Preventing PID 1 Zombie Reaping Problem in Docker

By richardtylee

Our team had been seeing instability in many of our Docker environments on ElasticBeanstalk.  This usually meant we had to rebuild our environments to get it working again.  While researching possible causes, we came across a post about the PID 1 Zombie Reaping problem.  I won't be going into detail on why this is a problem as the post covers it pretty thoroughly.  Here was our problem: on deploys, zombie processes gets left behind when we kill a container's process to start a new one.

To resolve this issue, we must understand the difference between eval and exec.  In eval, the process spawns a child process; in exec, you stay in the same process, which is what we want.

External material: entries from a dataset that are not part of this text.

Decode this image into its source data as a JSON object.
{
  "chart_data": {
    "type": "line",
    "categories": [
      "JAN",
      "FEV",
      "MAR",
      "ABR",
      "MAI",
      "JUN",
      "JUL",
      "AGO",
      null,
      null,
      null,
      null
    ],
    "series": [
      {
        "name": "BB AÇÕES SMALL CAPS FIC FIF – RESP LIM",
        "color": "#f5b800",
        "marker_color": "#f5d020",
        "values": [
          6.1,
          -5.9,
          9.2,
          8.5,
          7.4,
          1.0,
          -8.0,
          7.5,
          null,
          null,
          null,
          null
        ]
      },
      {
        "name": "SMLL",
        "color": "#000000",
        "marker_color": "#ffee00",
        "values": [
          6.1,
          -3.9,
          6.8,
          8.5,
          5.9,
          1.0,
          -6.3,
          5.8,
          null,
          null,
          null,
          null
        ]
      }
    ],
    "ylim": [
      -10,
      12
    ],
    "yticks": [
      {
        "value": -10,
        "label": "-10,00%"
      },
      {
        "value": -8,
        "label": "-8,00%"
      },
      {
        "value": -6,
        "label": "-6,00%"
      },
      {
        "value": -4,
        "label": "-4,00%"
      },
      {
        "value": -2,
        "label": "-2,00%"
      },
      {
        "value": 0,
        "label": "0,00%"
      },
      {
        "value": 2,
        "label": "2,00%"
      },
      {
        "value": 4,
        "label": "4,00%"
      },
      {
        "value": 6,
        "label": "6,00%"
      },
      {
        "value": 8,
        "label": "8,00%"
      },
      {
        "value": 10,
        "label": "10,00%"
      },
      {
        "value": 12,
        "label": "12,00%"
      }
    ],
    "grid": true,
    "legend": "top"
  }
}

The CMD instruction in the Dockerfile uses commands based on two different forms:

CMD command param1 param2

does eval

CMD ["command","param1","param2"]

does exec

Reference to the CMD instruction can be found here.

An important note is that this is not a complete solution to our problem.  If command was a start script, we need to also exec the final command in that script.  Otherwise, you will get stuck in the script.

For example, if the start script ended with:

unicorn -c docker/config/unicorn.rb

it would need to be changed to:

exec unicorn -c docker/config/unicorn.rb

Thanks to Tung, Benson and Eddie for explaining this to me.